Vincent sullenly took his place at the table and once everyone was tucking into the meal, Abby nudged Winnie with her elbow. Winnie cleared her throat once, then again and remained absolutely silent. After a second or two she took another slice of bread and bit into it as though she was famished.
 
This couldn’t go on. Abby glanced at her friend and for the first time the extent of Winnie’s weight loss hit her. Winnie was desperately unhappy and worried to death and she was going to be really ill if something wasn’t done. The spoon in Abby’s hand wobbled and she placed it in the bowl before she said, ‘Farmer Tollett? Winnie has something to say to you and Mrs Tollett.’
 
The farmer said nothing, merely moving his grizzled head to stare at Winnie enquiringly, as did Mrs Tollett and Rowena. Vincent, Abby noticed, continued to spoon the stew into his mouth, his eyes on his bowl.
 
To Abby’s surprise, Winnie didn’t prevaricate any longer. ‘I’m expecting a bairn,’ she said, not looking at anyone. ‘Vincent’s bairn.’
 
If a bomb had exploded in their midst the announcement couldn’t have had more effect, but it was Vincent’s sudden move towards Winnie which brought both Farmer Tollett and Abby to their feet, the farmer to restrain his son and Abby to stand protectively in front of her friend. The words spewing out of Vincent’s mouth would have been worthy of any dockside labourer. Then Mrs Tollett entered the arena. ‘Stop it, boy!’ she cried. ‘Do you hear me? Stop it this instant.’
 
It was a few moments more before Vincent allowed his father to push him into his seat, but then, his face red and his eyes glaring, he said, ‘She’s trying to trap me, can’t you see?
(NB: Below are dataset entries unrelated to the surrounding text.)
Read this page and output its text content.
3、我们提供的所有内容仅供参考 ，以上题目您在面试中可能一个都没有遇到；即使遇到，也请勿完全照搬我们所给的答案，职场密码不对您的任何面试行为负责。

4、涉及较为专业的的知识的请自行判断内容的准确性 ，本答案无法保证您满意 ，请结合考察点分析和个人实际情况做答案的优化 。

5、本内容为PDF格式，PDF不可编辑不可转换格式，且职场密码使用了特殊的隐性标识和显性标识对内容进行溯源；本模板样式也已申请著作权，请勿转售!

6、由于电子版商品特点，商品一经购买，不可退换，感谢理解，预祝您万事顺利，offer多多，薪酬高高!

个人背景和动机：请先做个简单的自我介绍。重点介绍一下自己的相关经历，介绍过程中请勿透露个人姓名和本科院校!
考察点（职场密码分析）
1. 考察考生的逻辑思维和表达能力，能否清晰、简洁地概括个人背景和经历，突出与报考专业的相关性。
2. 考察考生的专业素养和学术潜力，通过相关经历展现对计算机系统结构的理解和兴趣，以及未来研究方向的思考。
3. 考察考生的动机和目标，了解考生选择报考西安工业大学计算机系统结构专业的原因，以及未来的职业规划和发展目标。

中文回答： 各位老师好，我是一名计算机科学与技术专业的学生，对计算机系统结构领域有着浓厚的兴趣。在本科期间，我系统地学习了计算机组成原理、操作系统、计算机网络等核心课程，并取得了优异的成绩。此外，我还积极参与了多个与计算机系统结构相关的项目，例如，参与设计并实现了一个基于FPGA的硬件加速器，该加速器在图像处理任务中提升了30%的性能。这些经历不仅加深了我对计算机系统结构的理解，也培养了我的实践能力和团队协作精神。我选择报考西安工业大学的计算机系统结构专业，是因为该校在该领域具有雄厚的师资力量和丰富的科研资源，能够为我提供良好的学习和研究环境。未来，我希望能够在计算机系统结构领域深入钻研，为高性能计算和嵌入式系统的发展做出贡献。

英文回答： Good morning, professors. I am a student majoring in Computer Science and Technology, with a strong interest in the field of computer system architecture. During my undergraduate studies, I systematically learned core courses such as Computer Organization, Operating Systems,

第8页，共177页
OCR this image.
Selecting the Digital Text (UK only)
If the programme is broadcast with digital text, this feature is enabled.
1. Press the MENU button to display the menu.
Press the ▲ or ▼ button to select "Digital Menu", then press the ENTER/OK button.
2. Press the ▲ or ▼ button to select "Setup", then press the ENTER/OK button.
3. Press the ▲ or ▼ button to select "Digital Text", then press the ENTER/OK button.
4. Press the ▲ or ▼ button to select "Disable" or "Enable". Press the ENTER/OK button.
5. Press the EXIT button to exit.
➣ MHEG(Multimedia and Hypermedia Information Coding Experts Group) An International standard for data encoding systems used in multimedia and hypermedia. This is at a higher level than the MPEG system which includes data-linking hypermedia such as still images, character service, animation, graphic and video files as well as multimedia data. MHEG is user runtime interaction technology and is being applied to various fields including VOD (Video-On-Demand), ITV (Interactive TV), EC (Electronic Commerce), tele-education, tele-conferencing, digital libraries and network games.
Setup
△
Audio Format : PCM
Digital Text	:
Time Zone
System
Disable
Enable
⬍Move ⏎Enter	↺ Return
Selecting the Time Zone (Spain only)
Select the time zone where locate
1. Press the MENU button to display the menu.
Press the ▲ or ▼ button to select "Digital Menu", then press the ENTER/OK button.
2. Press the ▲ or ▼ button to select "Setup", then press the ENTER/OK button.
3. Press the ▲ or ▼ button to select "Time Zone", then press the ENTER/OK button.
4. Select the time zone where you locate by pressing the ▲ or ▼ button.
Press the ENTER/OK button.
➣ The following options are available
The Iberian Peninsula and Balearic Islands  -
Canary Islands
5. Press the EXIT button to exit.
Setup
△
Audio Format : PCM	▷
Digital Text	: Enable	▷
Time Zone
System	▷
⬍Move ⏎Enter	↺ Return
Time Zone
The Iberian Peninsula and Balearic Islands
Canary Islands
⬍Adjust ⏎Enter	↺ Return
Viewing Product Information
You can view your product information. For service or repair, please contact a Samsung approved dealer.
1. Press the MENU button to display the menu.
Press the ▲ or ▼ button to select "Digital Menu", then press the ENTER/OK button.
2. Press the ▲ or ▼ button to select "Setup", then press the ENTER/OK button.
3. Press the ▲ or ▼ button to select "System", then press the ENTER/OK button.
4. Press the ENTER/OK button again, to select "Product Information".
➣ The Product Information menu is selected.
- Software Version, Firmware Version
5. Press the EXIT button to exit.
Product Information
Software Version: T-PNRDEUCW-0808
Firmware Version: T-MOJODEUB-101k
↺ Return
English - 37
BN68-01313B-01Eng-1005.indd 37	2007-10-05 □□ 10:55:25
And all three of them are in on it. Loose trollops, the lot of ’em.’
 
‘Vincent
is
the father, Mrs Tollett.’ Winnie was as white as a sheet but her voice was steady. ‘And whatever he may call me, neither Abby nor Rowena are trollops, far from it.’
 
Mrs Tollett didn’t answer but stared back at her, her eyes stretched wide. Her husband, his hand still on his son’s shoulder, said, ‘A bairn, you say? Are you sure?’